A série Mãe de Santo, da TV Manchete, em 1990, de repente foi o primeiro beijo gay. Só que você pode vê-la aqui: embora a cena seja bonita e cheia de olhares cúmplices, o beijo em si é mostrado contra a luz. A gente só vê a sombra. 
E olha que é "só um beijo", hein? A gente vê 432 cenas de morte com sangue respingando em câmera lenta e tudo bem, isso não vai influenciar as criancinhas; a gente vê mulheres reduzidas a closes de bunda, e óbvio que isso não afeta a autoestima das meninas; mas beijo gay, pelamor, acabou a civilização ocidental como nós a conhecemos!
O primeiro beijo gay mesmo, o primeirão, com todos os detalhes, em vários ângulos, foi em Amor e Revolução, no SBT, em 2011. Foi uma bela novela, totalmente feminista, que, se tivesse sido exibida na Globo, teria gerado uma ampla discussão sobre a impunidade dos carrascos da ditadura militar. Infelizmente, foi no SBT, e pouca gente viu. Mas o beijo entre Marcela (Luciana Vendramini) e Marina (Giselle Tigre) entrou pra história (veja aqui).

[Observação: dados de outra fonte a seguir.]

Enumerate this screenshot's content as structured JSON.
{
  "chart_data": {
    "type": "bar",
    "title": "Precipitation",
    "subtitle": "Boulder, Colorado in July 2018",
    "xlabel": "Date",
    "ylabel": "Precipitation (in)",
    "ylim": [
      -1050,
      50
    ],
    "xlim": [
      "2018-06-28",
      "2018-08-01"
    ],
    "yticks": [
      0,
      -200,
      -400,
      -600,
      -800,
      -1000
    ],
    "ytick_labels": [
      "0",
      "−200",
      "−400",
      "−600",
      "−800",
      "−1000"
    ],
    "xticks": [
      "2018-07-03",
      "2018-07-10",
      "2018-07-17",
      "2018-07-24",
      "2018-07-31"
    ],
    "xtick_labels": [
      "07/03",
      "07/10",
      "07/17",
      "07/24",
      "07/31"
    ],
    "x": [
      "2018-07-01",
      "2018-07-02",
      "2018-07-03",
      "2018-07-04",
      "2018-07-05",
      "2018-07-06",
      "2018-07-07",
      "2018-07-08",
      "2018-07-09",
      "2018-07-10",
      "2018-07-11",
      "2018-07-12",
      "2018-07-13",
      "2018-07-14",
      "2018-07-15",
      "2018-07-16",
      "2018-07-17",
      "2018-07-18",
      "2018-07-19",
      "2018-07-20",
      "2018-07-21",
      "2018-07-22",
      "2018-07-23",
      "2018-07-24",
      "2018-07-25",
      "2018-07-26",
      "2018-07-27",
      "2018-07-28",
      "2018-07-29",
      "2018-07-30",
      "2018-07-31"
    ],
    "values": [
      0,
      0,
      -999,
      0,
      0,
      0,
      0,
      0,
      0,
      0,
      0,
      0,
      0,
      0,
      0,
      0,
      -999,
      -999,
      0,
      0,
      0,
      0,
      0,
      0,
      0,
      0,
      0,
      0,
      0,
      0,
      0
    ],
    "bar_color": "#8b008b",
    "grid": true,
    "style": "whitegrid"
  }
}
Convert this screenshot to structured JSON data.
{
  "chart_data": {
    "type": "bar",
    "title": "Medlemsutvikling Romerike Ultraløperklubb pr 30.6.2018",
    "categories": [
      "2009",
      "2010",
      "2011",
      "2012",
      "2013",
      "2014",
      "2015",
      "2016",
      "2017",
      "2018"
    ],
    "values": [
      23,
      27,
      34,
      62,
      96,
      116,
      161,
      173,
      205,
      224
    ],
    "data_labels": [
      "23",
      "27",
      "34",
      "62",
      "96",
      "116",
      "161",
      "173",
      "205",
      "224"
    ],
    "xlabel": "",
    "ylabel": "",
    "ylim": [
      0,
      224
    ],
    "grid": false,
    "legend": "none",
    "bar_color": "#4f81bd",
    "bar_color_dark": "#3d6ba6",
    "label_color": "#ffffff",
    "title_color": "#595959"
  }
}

E isso que era pra ter tido um beijo entre dois homens, que parece que até chegou a ser gravado, mas na última hora o SBT deu pra trás. 

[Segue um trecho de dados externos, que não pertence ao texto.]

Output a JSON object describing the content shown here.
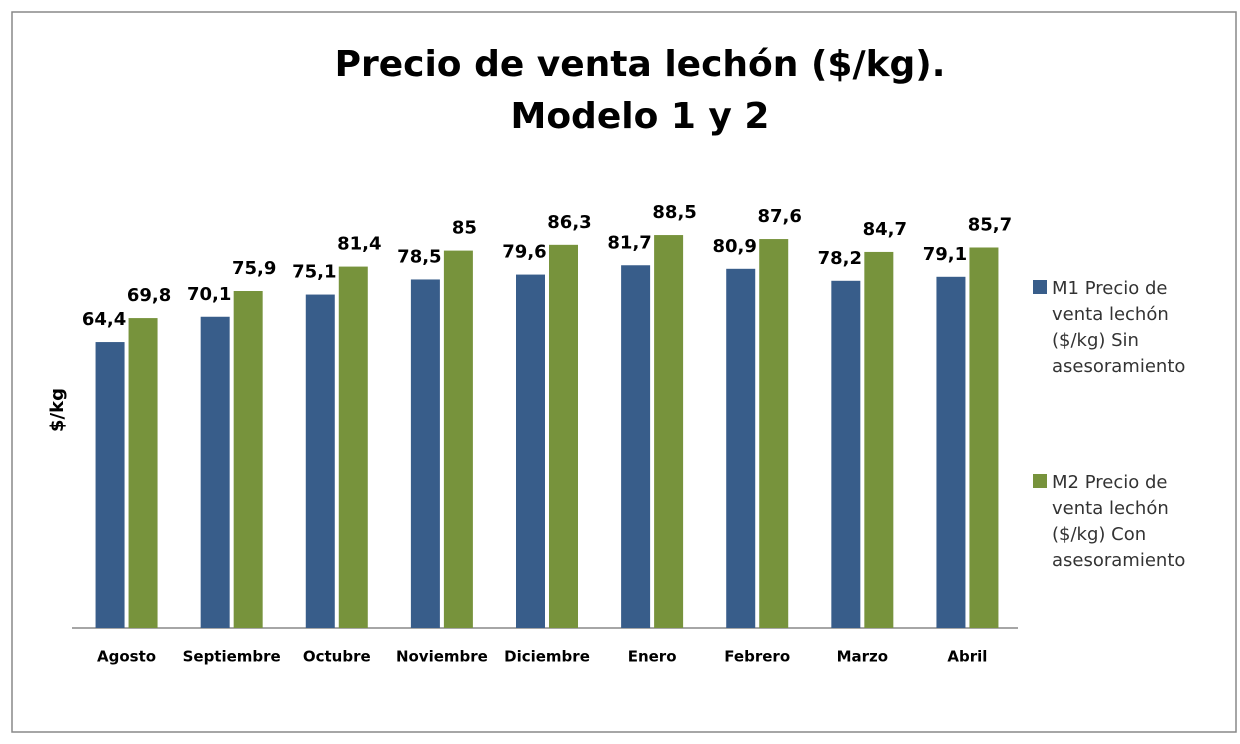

É fundamental que a gente não fale que "o primeiro beijo gay" foi o de Niko e Félix, porque isso representa um apagamento do beijo de Marcela e Marina. Esse apagamento da vivência lésbica é comum num mundo machista, em que as experiências dos homens (gays, no caso) são vistas como mais relevantes que às das mulheres. E não creio que pela cena de Amor e Revolução ter sido um beijo lésbico tenha sido menos tabu que um beijo entre dois homens. Sexo lésbico não é fetiche de homens héteros -- é a manifestação do amor e desejo entre duas (ou mais) mulheres lésbicas.
De qualquer jeito, acho que devemos comemorar muito o beijo de Niko e Félix. É simbólico, e pode ajudar a mudar nossa cultura tão preconceituosa. 
Mas é isso, gente. Demorou, mas enfim chegou a ditadura gay que tanto prometeram pra gente. Preparem-se para incluir ABBA como matéria obrigatória nas escolas. E, sempre que houver arco-íris, os detratores (aqueles que se recusarem a dançar "Macho Man" e "YMCA" em sequência), serão colocados no paredón e fuzilados com purpurina e lantejoulas.